I sat in the hall afterward and tried to take it all in. There is something so rare and true and real and accessible here, it is so precious.
Priests chanting the vedas (one using his cellphone for reference). People sitting meditating, or chatting. Dikshitars doing their business. Westerners walking around dazed and confused.
I cried to know this is my last day here. I sat for quite a while soaking. Soaking in the grace of it all. Indescribable.
Then I made my rounds.
Each corner of the temple holds something. The plethora of deities too numerous to keep track of them all. The hunched old people who can barely walk. The dikshitars striding to do their business. The making of garlands.
And everywhere: worship. Palms raised overhead like a little temple or pressed together in front of the heart. Light offered, ghee lamps. Pranams. Mantras.
A hidden corner with nagas (snake deities) and the Goddess in one of her many forms.
A dikshitar chanting into a cellphone, then handing it to a younger diskshitar who begins to listen to it.
Endless small shrines in the pillars, anointed with kumkum and lighted with clay lamps filled with ghee.
Inevitably my steps take me to the Dakshinamurti shrine. I have been sitting here in the early mornings when it is not too stinky. Today it is too stinky.
Around past the saints all labeled (in Tamil, which unfortunately I don’t read) and lined up. Respect, honoring lineage.
Pausing at the mula lingam, the oldest part of the temple.

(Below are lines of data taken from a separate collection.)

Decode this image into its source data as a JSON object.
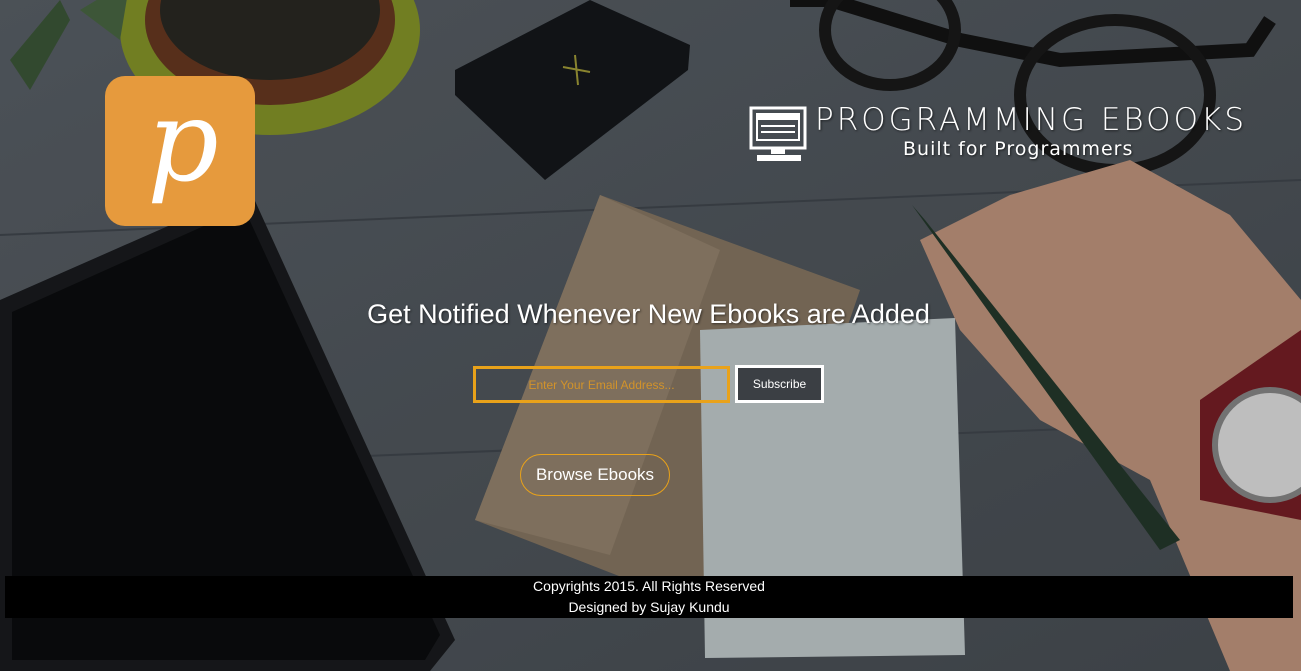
{
  "logo": {
    "letter": "p",
    "color": "#e69a3d"
  },
  "brand": {
    "icon": "monitor-icon",
    "title": "PROGRAMMING EBOOKS",
    "subtitle": "Built for Programmers"
  },
  "headline": "Get Notified Whenever New Ebooks are Added",
  "subscribe": {
    "placeholder": "Enter Your Email Address...",
    "value": "",
    "button_label": "Subscribe",
    "accent": "#e9a21a"
  },
  "browse": {
    "label": "Browse Ebooks"
  },
  "footer": {
    "copyright": "Copyrights 2015. All Rights Reserved",
    "designer": "Designed by Sujay Kundu"
  },
  "colors": {
    "accent": "#e9a21a",
    "logo_bg": "#e69a3d",
    "footer_bg": "#000000"
  }
}
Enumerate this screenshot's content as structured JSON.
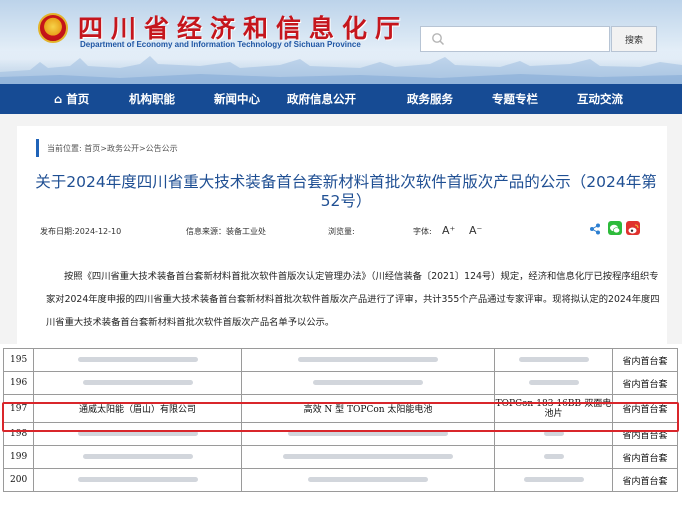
{
  "header": {
    "title": "四川省经济和信息化厅",
    "subtitle": "Department of Economy and Information Technology of Sichuan Province",
    "search_button": "搜索",
    "search_placeholder": ""
  },
  "nav": {
    "items": [
      "首页",
      "机构职能",
      "新闻中心",
      "政府信息公开",
      "政务服务",
      "专题专栏",
      "互动交流"
    ]
  },
  "breadcrumb": "当前位置: 首页>政务公开>公告公示",
  "article": {
    "title": "关于2024年度四川省重大技术装备首台套新材料首批次软件首版次产品的公示（2024年第52号）",
    "date": "发布日期:2024-12-10",
    "source": "信息来源：装备工业处",
    "views": "浏览量:",
    "font_label": "字体:",
    "font_larger": "A⁺",
    "font_smaller": "A⁻",
    "body": "按照《四川省重大技术装备首台套新材料首批次软件首版次认定管理办法》（川经信装备〔2021〕124号）规定，经济和信息化厅已按程序组织专家对2024年度申报的四川省重大技术装备首台套新材料首批次软件首版次产品进行了评审，共计355个产品通过专家评审。现将拟认定的2024年度四川省重大技术装备首台套新材料首批次软件首版次产品名单予以公示。"
  },
  "table": {
    "rows": [
      {
        "no": "195",
        "company": "",
        "product": "",
        "model": "",
        "category": "省内首台套"
      },
      {
        "no": "196",
        "company": "",
        "product": "",
        "model": "",
        "category": "省内首台套"
      },
      {
        "no": "197",
        "company": "通威太阳能（眉山）有限公司",
        "product": "高效 N 型 TOPCon 太阳能电池",
        "model": "TOPCon-183-16BB-双面电池片",
        "category": "省内首台套"
      },
      {
        "no": "198",
        "company": "",
        "product": "",
        "model": "",
        "category": "省内首台套"
      },
      {
        "no": "199",
        "company": "",
        "product": "",
        "model": "",
        "category": "省内首台套"
      },
      {
        "no": "200",
        "company": "",
        "product": "",
        "model": "",
        "category": "省内首台套"
      }
    ]
  },
  "colors": {
    "nav_bg": "#164b94",
    "title_red": "#c5161d",
    "article_title": "#1f4f93",
    "highlight": "#d9262b"
  }
}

Looking at the natural light as it plays in the long hallways and imagining what it looked like when the temple was lighted with the oil lamps lining the ceiling rather than electricity.
Moving on to Kamasundari, who has her own temple and it is fabulous. A little hike and at 11:30 the stones are quite hot on bare feet. Sticking to stones in the shade, or hurrying.
Walking down the steps inside…the beauty of the ceiling! Different vintages of paintings tell stories of the Goddess and of the temple. A lone dikshitar chanting, struggling a little I can tell. Yesterday he was there with two others, one named Shiva who is the son of Sundaramurti Dikshitar, who has been our host. Yesterday, Shiva seemed to be guiding the others, and I sat and listened to them chant for quite a while.
Inside it is dark, yet the beautiful saris on the sapta Matrikas are shining-alternating purple and gold.
It is too hot for proper pradakshina around the outside of the Goddess temple, so I take a quick sidetrip to sit in the shade before the Shri Yantra shrine.
The heat sends me “home” to my hotel, knowing I will return tonight for the chaos of the arathi, gazing back and forth at the reclining Vishnu, Nataraja dancing, bells clanging, singing, clapping, and happy chaos, again trying to soak it all in, holding it in my heart of hearts.